Dems Debate Bank Breakups; Bonus Rules Expected

Breaking News This Morning ...

Earnings: Citigroup, Regions

Receiving Wide Coverage ...

Candidates on Banking: Democratic presidential candidates Hillary Clinton and Bernie Sanders' debate Thursday night in Brooklyn touched on how to best control the banking industry. While Clinton said she would remain faithful to the Dodd-Frank financial overhaul law, which requires banks to develop credible bankruptcy plans for themselves or leave it to regulators to cap the size of the firm, Sanders said fraudulent practices on Wall Street are enough for him to break them up, if elected – pointing to the $5.1 million settlement deal Goldman Sachs inked with the U.S. government this week after admitting to misleading investors. He also noted the failure of five of the biggest banks’ “living wills” to meet “credible” standards to back his position. Wall Street Journal, New York Times

Consumer Banking Rises: While oil and gas prices are weighing heavily on commercial loan portfolios, banks have reported good news out of consumer banking units so far this earnings season. But instead of counting on U.S. consumers to continue growing that business, industry executives are instead determined to remain prudent. Bank of America, for example, said it could expand its credit card business without loaning to anyone with less than stellar credit. B of A, JPMorgan Chase and Wells Fargo all reported better-than-expected first quarter earnings this week, despite their decrease in profits. Although they’ve adopted a glass-half-full attitude toward their results, the Times says, their reports emphasize that 2016 will be another tough year for the industry’s biggest banks as they struggle to increase their profit and revenue in a dreary economy with tighter regulation. Wall Street Journal, Financial Times

Wall Street Journal

Regulators are set to unveil updated rules on Wall Street executive bonuses during a public National Credit Union Administration board meeting Thursday. The changes, five years in the works, would require banks to hold back executive bonuses for longer than the three years it does currently, though it is still unclear how long they will be required to retain the bonuses.
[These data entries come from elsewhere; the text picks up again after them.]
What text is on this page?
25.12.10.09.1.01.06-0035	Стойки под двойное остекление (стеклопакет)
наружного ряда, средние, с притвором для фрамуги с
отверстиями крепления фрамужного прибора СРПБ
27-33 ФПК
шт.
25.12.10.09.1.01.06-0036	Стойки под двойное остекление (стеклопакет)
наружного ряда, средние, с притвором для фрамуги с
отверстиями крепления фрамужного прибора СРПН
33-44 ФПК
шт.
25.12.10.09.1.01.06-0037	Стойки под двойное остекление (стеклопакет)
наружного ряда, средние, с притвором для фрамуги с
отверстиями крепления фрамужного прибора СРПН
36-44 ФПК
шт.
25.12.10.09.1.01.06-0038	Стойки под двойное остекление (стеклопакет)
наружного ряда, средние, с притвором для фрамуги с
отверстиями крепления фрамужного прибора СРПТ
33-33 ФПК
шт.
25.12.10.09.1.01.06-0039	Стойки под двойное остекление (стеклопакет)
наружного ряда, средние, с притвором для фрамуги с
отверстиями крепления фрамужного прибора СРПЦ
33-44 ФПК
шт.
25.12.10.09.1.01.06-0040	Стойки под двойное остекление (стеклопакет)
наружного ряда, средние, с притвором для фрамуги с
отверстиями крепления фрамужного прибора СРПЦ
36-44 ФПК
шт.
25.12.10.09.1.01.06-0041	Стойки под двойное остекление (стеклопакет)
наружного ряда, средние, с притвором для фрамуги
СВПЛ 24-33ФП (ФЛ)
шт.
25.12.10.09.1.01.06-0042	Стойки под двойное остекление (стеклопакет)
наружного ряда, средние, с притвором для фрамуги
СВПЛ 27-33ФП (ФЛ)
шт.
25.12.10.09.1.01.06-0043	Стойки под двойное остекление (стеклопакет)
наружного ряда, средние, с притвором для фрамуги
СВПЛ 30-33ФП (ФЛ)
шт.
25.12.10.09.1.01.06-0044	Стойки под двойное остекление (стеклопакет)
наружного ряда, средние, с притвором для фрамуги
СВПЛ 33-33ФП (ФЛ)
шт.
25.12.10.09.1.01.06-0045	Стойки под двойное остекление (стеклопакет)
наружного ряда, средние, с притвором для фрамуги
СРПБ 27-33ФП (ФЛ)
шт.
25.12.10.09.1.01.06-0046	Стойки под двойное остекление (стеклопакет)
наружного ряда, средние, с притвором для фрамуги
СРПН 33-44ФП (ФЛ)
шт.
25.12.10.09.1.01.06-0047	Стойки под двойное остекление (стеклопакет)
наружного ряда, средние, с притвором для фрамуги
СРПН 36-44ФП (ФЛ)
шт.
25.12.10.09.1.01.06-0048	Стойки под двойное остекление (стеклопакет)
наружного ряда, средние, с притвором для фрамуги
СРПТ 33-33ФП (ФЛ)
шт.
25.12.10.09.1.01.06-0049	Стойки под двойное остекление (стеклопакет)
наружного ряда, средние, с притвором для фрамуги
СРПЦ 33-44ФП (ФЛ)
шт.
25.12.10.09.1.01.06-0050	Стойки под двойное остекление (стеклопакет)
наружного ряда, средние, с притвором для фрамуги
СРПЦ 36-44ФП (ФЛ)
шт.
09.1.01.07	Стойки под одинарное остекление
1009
IBM cybersecurity researchers have discovered malicious software called GozNym that made customers of 22 U.S. banks victims of a $4 million cybertheft earlier this month. The malware targets customers with business accounts as well as credit unions and “popular” e-commerce platforms (normally the target is the bank itself or its employees). IBM said it has notified the target institutions but did not identify them.

Financial Times

Cannabis companies in the U.S. are becoming increasingly interested in going public but are having trouble finding Wall Street advisors and raising capital. MassRoots, a social media site for the drug, has applied to list its shares on the Nasdaq; Terra Tech which operates dispensaries, is planning to do the same. “We still have a hard time getting banks,” said Derek Peterson, Terra chief executive. “I have to imagine that the Nasdaq or one of those larger exchanges is going to want to see some change from a federal regulatory standpoint or they’re going to want to see a company that has large scope." “In order to maximise the return to our shareholders, it would be inconceivable for us to go public until prohibition ends in the United States,” said Brendan Kennedy, chief executive of Privateer Holdings (whose portfolio boasts “the official Bob Marley cannabis brand”).

New York Times

In light of regulators’ rejection of five living wills this week, the Times analyzes rgulators' tendency to “mess with bankers’ minds.” Regulators were deliberately vague about what exactly was needed to receive passing grades, thereby motivating the banks to stay on their toes, the paper claims. The conditions assumed in the test and the things the regulators look for, teh Times notes, can change at any point. The article says this is an effective tactic for financial regulation, citing economist Hyman Minsky’s observation that stability gives rise to instability, and while regulation is sometimes necessary to curb excessive behavior, bankers have had a tendency to skirt the rules anyway.

Abandoned deals in the U.S. have exceeded newly signed deals so far this year, largely the result of a regulatory clampdown. That’s $340 billion in mergers that have been withdrawn, compared to $282 billion of newly signed deals. Bankers say M&A activity is the best way for companies to jump start their businesses in a dreary economy, but greater uncertainty around what regulators in Washington won’t approve has caused a halt in activity. “The gargantuan deals, they’re harder; there’s no question in my mind,” said Robert A. Profusek, head of Jones Day’s global mergers and acquisitions practice. “The government has been tougher, but they would say: ‘That’s because you guys have been jamming these giant deals at us. What do you expect us to do?’” However, he added, “I wouldn’t call it a day yet on the M.&A. wave.”